Пилигрим, стр. 36

Пока он бегает, на его суетливые действия можно не смотреть. Выпей третью и закуси горячим рисом, обильно политым растопленным сливочным маслом и не забывай о том, что без зелени здесь также не обойтись.

А уж когда очертания предметов приобретают ту знаменитую нестойкую дымчатую ясность, звук от общепита становится чуть тише, присутствующие проститутки и грузчики, оказываются не такими уж мерзкими тварями… Появляется запотевший графинчик с шубой из льда, с нормальной, не отдающей сивухой водкой. Здесь размеренность действий приобретает механическую последовательность от удовольствия выпивания и закусывания…

После приведения себя в самое великолепное нетрезвое состояние душа начала требовать общения. Поискал глазами. Мать-честная! Все вокруг, такие добрые и приветливые, а нальешь рюмашку-другую, он тебе сразу становится самым близким другом.
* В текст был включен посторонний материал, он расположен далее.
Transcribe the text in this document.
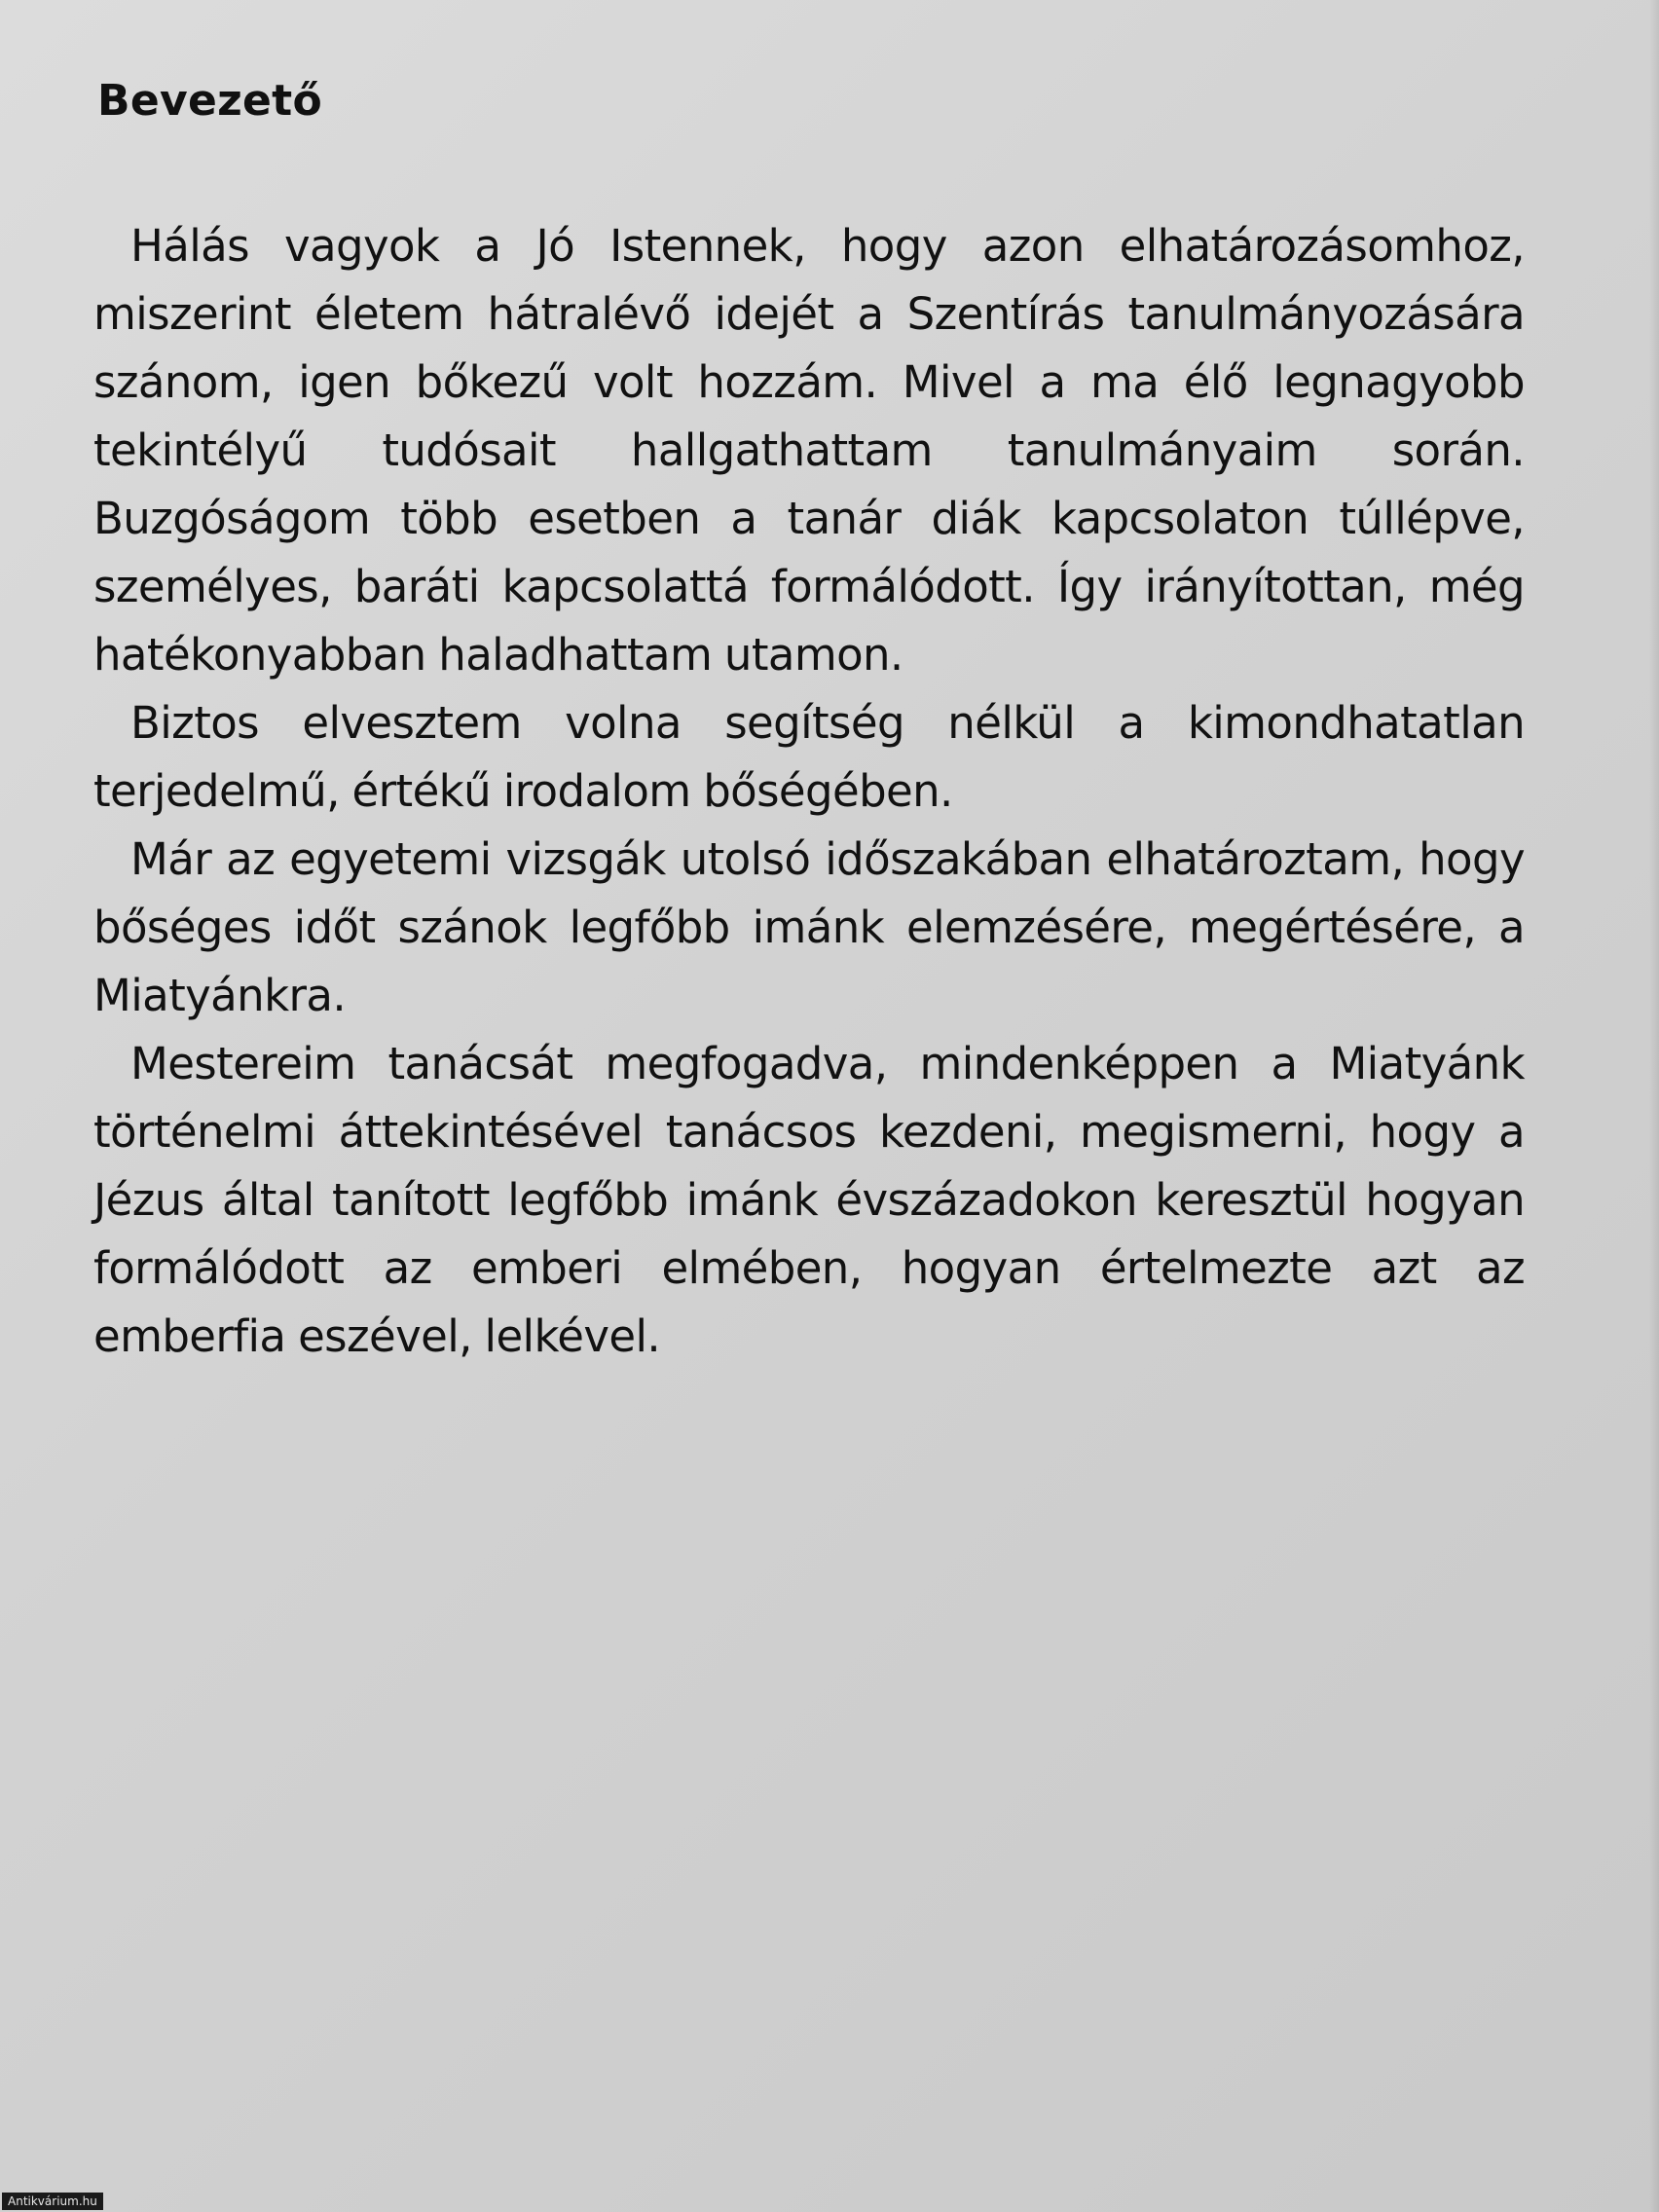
Bevezető

Hálás vagyok a Jó Istennek, hogy azon elhatározásomhoz, miszerint életem hátralévő idejét a Szentírás tanulmányozására szánom, igen bőkezű volt hozzám. Mivel a ma élő legnagyobb tekintélyű tudósait hallgathattam tanulmányaim során. Buzgóságom több esetben a tanár diák kapcsolaton túllépve, személyes, baráti kapcsolattá formálódott. Így irányítottan, még hatékonyabban haladhattam utamon.

Biztos elvesztem volna segítség nélkül a kimondhatatlan terjedelmű, értékű irodalom bőségében.

Már az egyetemi vizsgák utolsó időszakában elhatároztam, hogy bőséges időt szánok legfőbb imánk elemzésére, megértésére, a Miatyánkra.

Mestereim tanácsát megfogadva, mindenképpen a Miatyánk történelmi áttekintésével tanácsos kezdeni, megismerni, hogy a Jézus által tanított legfőbb imánk évszázadokon keresztül hogyan formálódott az emberi elmében, hogyan értelmezte azt az emberfia eszével, lelkével.

Antikvárium.hu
Как раз вовремя, встретил благодарного собеседника в потасконном бушлате. Поговорили по душам. Помня сколько народу после таких задушевных разговоров было ограблено и сброшено на корм рыбам, деньгами у него перед носом не шустрил. К моему удивлению, он оказался порядочным человеком и в самом деле, представителем морской профессии. Договорился с ним о том, что он познакомит меня со своим капитаном.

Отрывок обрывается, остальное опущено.